Cryotherapy for inflammation — what the evidence actually supports.

Acute inflammation is the body's normal repair response to tissue stress. After intense exercise, micro-tears in muscle fibers trigger an inflammatory cascade — neutrophils arrive, cytokines signal for repair, swelling occurs, and soreness follows. This process resolves on its own within 24 to 72 hours and is part of how adaptation works. Chronic systemic inflammation is different: the immune system remains in a low-grade activated state for weeks, months, or years, driven by autoimmune dysfunction, metabolic imbalance, gut permeability, or sustained physiological stress. The inflammatory markers stay elevated (CRP, IL-6, TNF-alpha) even without an acute trigger. These are fundamentally different problems, and a modality's effect on one does not predict its effect on the other.

The primary anti-inflammatory pathway in cold exposure runs through norepinephrine. Whole-body cryotherapy produces a sharp increase in circulating norepinephrine — typically 200 to 300 percent above baseline — within minutes of exposure. Norepinephrine inhibits the production of several pro-inflammatory cytokines, including TNF-alpha, and stimulates the production of anti-inflammatory cytokines such as IL-10. This is a real, measurable, reproducible effect. The question is not whether the mechanism exists — it does — but whether the magnitude and duration of the effect are clinically meaningful for specific conditions, and whether repeated sessions compound the benefit over time.

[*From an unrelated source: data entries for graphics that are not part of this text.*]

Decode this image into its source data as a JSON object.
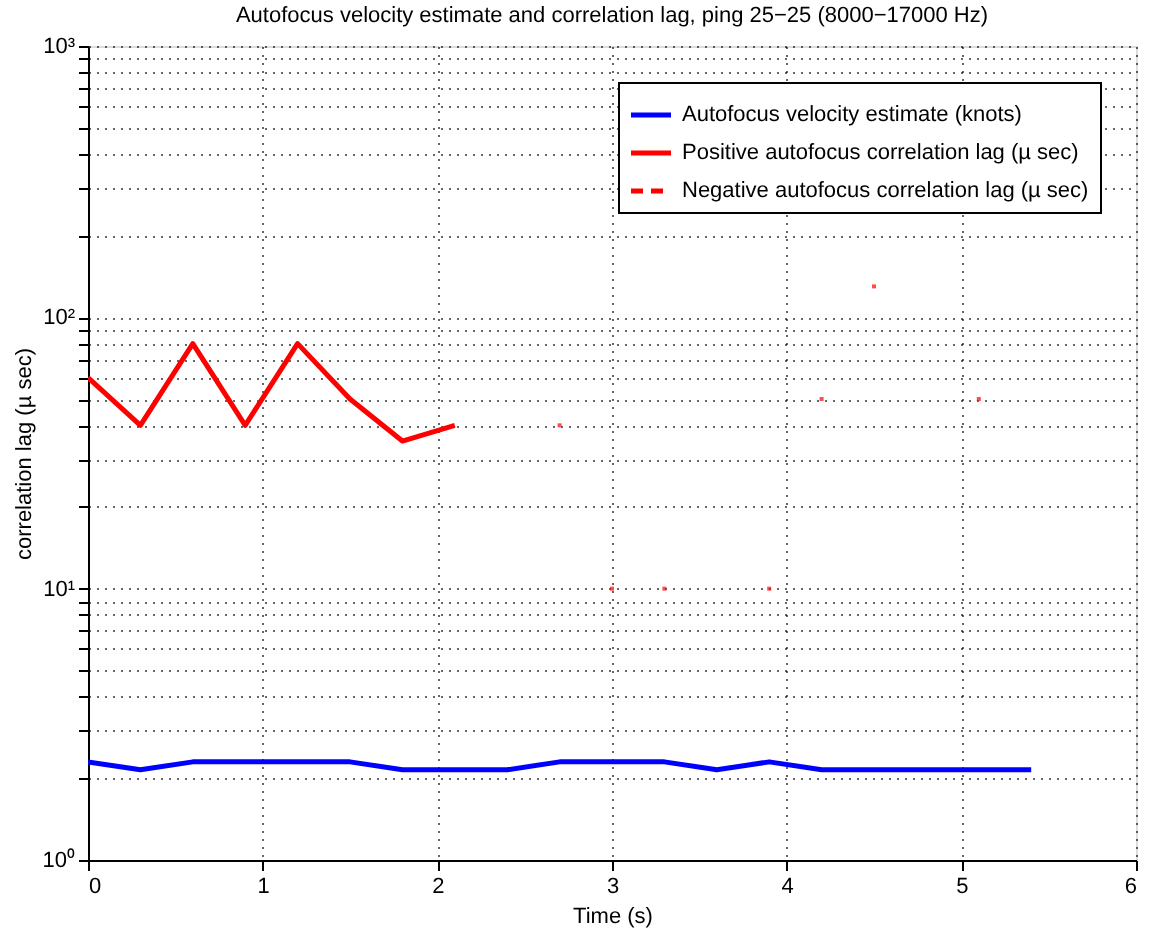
{
  "chart_data": {
    "type": "line",
    "title": "Autofocus velocity estimate and correlation lag, ping 25−25 (8000−17000 Hz)",
    "xlabel": "Time (s)",
    "ylabel": "correlation lag (µ sec)",
    "x": [
      0,
      0.3,
      0.6,
      0.9,
      1.2,
      1.5,
      1.8,
      2.1,
      2.4,
      2.7,
      3.0,
      3.3,
      3.6,
      3.9,
      4.2,
      4.5,
      4.8,
      5.1,
      5.4
    ],
    "series": [
      {
        "name": "Autofocus velocity estimate (knots)",
        "color": "#0000ff",
        "line_style": "solid",
        "values": [
          2.3,
          2.15,
          2.3,
          2.3,
          2.3,
          2.3,
          2.15,
          2.15,
          2.15,
          2.3,
          2.3,
          2.3,
          2.15,
          2.3,
          2.15,
          2.15,
          2.15,
          2.15,
          2.15
        ]
      },
      {
        "name": "Positive autofocus correlation lag (µ sec)",
        "color": "#ff0000",
        "line_style": "solid",
        "x": [
          0,
          0.3,
          0.6,
          0.9,
          1.2,
          1.5,
          1.8,
          2.1,
          2.4,
          2.7,
          2.85,
          3.0,
          3.15,
          3.3,
          3.45,
          3.9,
          4.05,
          4.2,
          4.35,
          4.5,
          4.65,
          5.1
        ],
        "values": [
          60,
          40,
          80,
          40,
          80,
          50,
          35,
          40,
          null,
          40,
          null,
          10,
          null,
          10,
          null,
          10,
          null,
          50,
          null,
          130,
          null,
          50
        ]
      },
      {
        "name": "Negative autofocus correlation lag (µ sec)",
        "color": "#ff0000",
        "line_style": "dashed",
        "values": [
          null,
          null,
          null,
          null,
          null,
          null,
          null,
          null,
          null,
          null,
          null,
          null,
          null,
          null,
          null,
          null,
          null,
          null,
          null
        ]
      }
    ],
    "log": "y",
    "xlim": [
      0,
      6
    ],
    "xticks": [
      0,
      1,
      2,
      3,
      4,
      5,
      6
    ],
    "ylim": [
      1,
      1000
    ],
    "yticks": [
      {
        "value": 1,
        "label": "10⁰"
      },
      {
        "value": 2,
        "label": null
      },
      {
        "value": 3,
        "label": null
      },
      {
        "value": 4,
        "label": null
      },
      {
        "value": 5,
        "label": null
      },
      {
        "value": 6,
        "label": null
      },
      {
        "value": 7,
        "label": null
      },
      {
        "value": 8,
        "label": null
      },
      {
        "value": 9,
        "label": null
      },
      {
        "value": 10,
        "label": "10¹"
      },
      {
        "value": 20,
        "label": null
      },
      {
        "value": 30,
        "label": null
      },
      {
        "value": 40,
        "label": null
      },
      {
        "value": 50,
        "label": null
      },
      {
        "value": 60,
        "label": null
      },
      {
        "value": 70,
        "label": null
      },
      {
        "value": 80,
        "label": null
      },
      {
        "value": 90,
        "label": null
      },
      {
        "value": 100,
        "label": "10²"
      },
      {
        "value": 200,
        "label": null
      },
      {
        "value": 300,
        "label": null
      },
      {
        "value": 400,
        "label": null
      },
      {
        "value": 500,
        "label": null
      },
      {
        "value": 600,
        "label": null
      },
      {
        "value": 700,
        "label": null
      },
      {
        "value": 800,
        "label": null
      },
      {
        "value": 900,
        "label": null
      },
      {
        "value": 1000,
        "label": "10³"
      }
    ],
    "grid": true,
    "legend": "top right",
    "marker": "none"
  }
}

Multiple studies have measured inflammatory markers before and after cryotherapy series (typically 10 to 20 sessions over two to four weeks). The consistent finding is a reduction in circulating TNF-alpha, IL-1beta, and CRP, with an increase in IL-10 and IL-1 receptor antagonist. These changes are statistically significant in most studies but modest in absolute terms. The pattern suggests that repeated whole-body cryotherapy nudges the inflammatory balance toward resolution rather than dramatically suppressing it. For acute post-exercise inflammation, a single session produces a transient anti-inflammatory window that can reduce perceived soreness; for chronic inflammation, the signal appears to require accumulation over multiple sessions.

Rheumatoid arthritis has the most clinical data of any inflammatory condition in the cryotherapy literature. Several controlled trials — notably Hirvonen et al. (2006) and Guillot et al. (2014) — used whole-body cryotherapy as an adjunct to standard RA treatment and found reductions in disease activity scores, joint pain, and morning stiffness compared to control groups. The effect sizes are moderate, the sample sizes are small (typically 30 to 60 participants), and the improvements occurred alongside continued pharmaceutical treatment — not as a replacement. The evidence supports cryotherapy as a complementary modality in RA management, not as a standalone treatment.

Fibromyalgia studies show consistent subjective improvement — reduced pain scores, better sleep quality, improved mood — after cryotherapy series of 10 to 15 sessions. Rivera et al. (2018) and Bettoni et al. (2013) are representative. The challenge is that fibromyalgia is difficult to study: outcomes are largely subjective, placebo response rates are high, and most cryo studies lack sham controls (a fake cryotherapy experience is hard to construct). The signal is positive but the study quality is not strong enough to draw firm conclusions. Practitioners considering cryotherapy for fibromyalgia should treat it as an experimental complement to their existing care plan, discussed with their physician.

A smaller body of research examines cryotherapy for ankylosing spondylitis and related axial inflammatory conditions. Stanek et al. (2015) reported improvements in disease activity and functional capacity after a two-week cryotherapy series. The results are encouraging but come from a single research group with small samples and no long-term follow-up. Replication by independent groups is needed before the evidence can be considered robust. The biological plausibility is sound — the same norepinephrine-mediated anti-inflammatory pathway applies — but plausibility and proof are different things.

The cryotherapy-and-inflammation literature has a consistent quality problem. Most studies are small (under 60 participants), short-term (two to four weeks of treatment with minimal follow-up), and lack adequate control groups. Blinding is nearly impossible — participants know whether they entered a −110 °C chamber — which inflates placebo effects. Publication bias likely favors positive results. Several of the most-cited studies come from a small number of research groups in Poland and Germany, and independent replication has been limited. None of this means the findings are wrong; it means they are preliminary and should be interpreted with appropriate caution.

The biological mechanism is real and well-characterized. The clinical evidence is most supportive for rheumatoid arthritis as an adjunct to standard care, moderately supportive for fibromyalgia with caveats about study quality, and early-stage for other inflammatory conditions. Cryotherapy should not replace any prescribed anti-inflammatory treatment. It should be discussed with a physician before starting, especially for anyone on immunosuppressive medication. And the expectation should be modest — a complement that may reduce symptoms at the margins, not a cure or a primary treatment. Studios that position cryotherapy as a solution for inflammation without these qualifiers are overstating the evidence.